The discussion paper proposed adjusting restrictions on the movement of people and economic activity, based on data on virus control. Ideally, the government would adjust the restrictions based on five alert levels, which will be informed by the risk of transmission. “At each level, the restrictions would be more or less severe, and sectors and companies would know what activity is allowed depending on the level imposed at any time,” the statement read. Alert systems can be applied at the national level, but the document proposes that they be applied at the provincial level. Prime ministers, with the approval of the health minister, can apply alert systems to districts.
According to the recommendations of the alert system:
- Level 5: only essential services can operate.
- Tier 4: This allows retail food stores to sell a full line of their products, open pit mines to operate at full capacity and other mines at only 50% capacity, formal waste recycling, and fiber optic and IT services between those who can operate.
- Tier 3: At this stage, more companies can operate, including clothing sales. Domestic air travel is introduced with restricted flights, the passenger railway can operate, but with a restricted level of passengers. Liquor retail is allowed within restricted time frames and take-out and online food delivery are allowed.
- Level 2: Fully restored national air transport, including car rental. Movement between provinces with level 1 and level 2 restrictions is allowed. All mines can operate at 100% of their capacity.
- Level 1: All sectors are fully operational, movement is allowed in all provinces, international travel is limited.

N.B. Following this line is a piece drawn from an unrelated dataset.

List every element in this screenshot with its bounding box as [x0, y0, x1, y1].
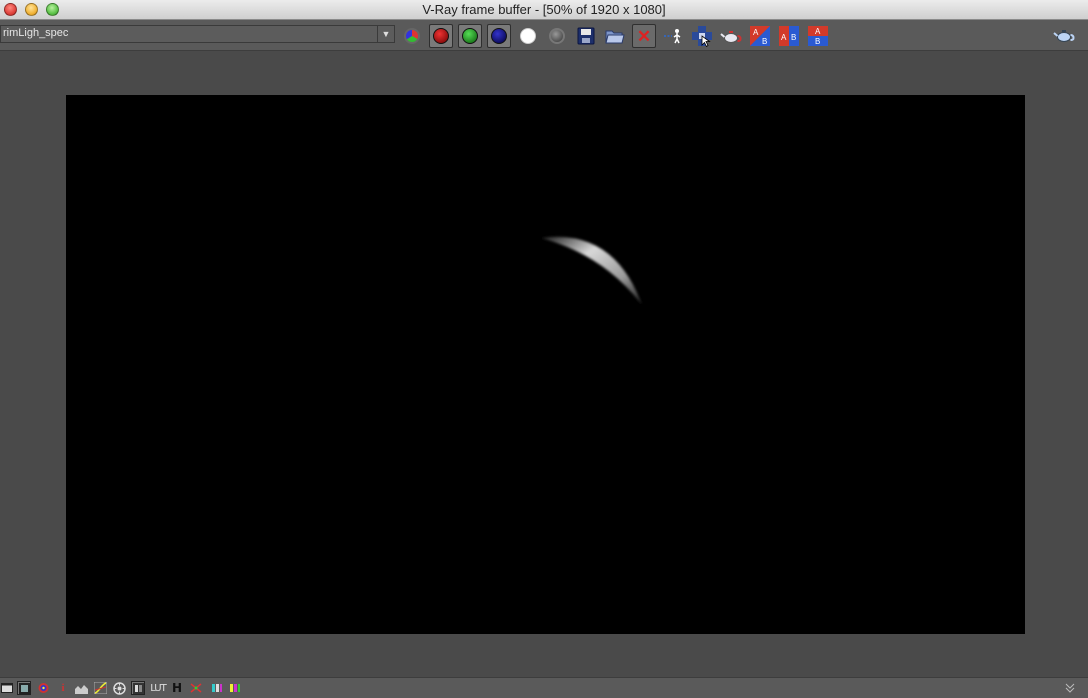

When it comes to lifting restrictions in different sectors of the economy, the document states that this will be determined by the risk of transmission within the sector, the impact of the blockade in terms of reductions, company failures and loss of market shares. international, as well as its contribution to the economy.
“Sectors with a high risk of transmission should not be allowed to resume activity until this risk is reduced, regardless of the potential impact on their sector or its value to the economy,” he said.
Based on its evaluations, the document shows that there is an increased risk of transmission in the aviation industry, recreational, cultural and sports activities and hotels and restaurants.
The chief economist at the Bureau of Economic Research, Hugo Pienaar, previously said that, according to Ramaphosa’s announcement of Covid-19’s aid measures, it appeared that the government might be thinking of a slow process of opening up the economy. The sectors that could be “the last to open on the list” would be mainly those that require large gatherings, such as sporting events, bars or theaters, he said.
Their comments were in line with the document’s proposal that whether or not to impose a continuous national blockade, restrictions on sitting hotels and restaurants, bars and shebeens, conference and convention centers, sporting events, cinemas, theaters and concerts, as well as Religious and social gatherings will remain in place somehow.
Work from home
The discussion paper advised that, in the meantime, industries adopt a work-from-home strategy whenever possible. Workers over the age of 60 and those with one or more medical conditions identified by the health department should also be allowed to work from home, or remain on leave with full pay.
Employers will also have to establish new protocols in the workplace to screen employees daily for Covid-19 symptoms. Strict measures of social distancing must be observed and, when this is not possible, facial masks must be worn. Employers must also provide hand sanitizer and soap washing facilities.
Each sector should agree a Covid-19 prevention and mitigation plan with the minister of employment and labor, and the minister of health and any other relevant minister.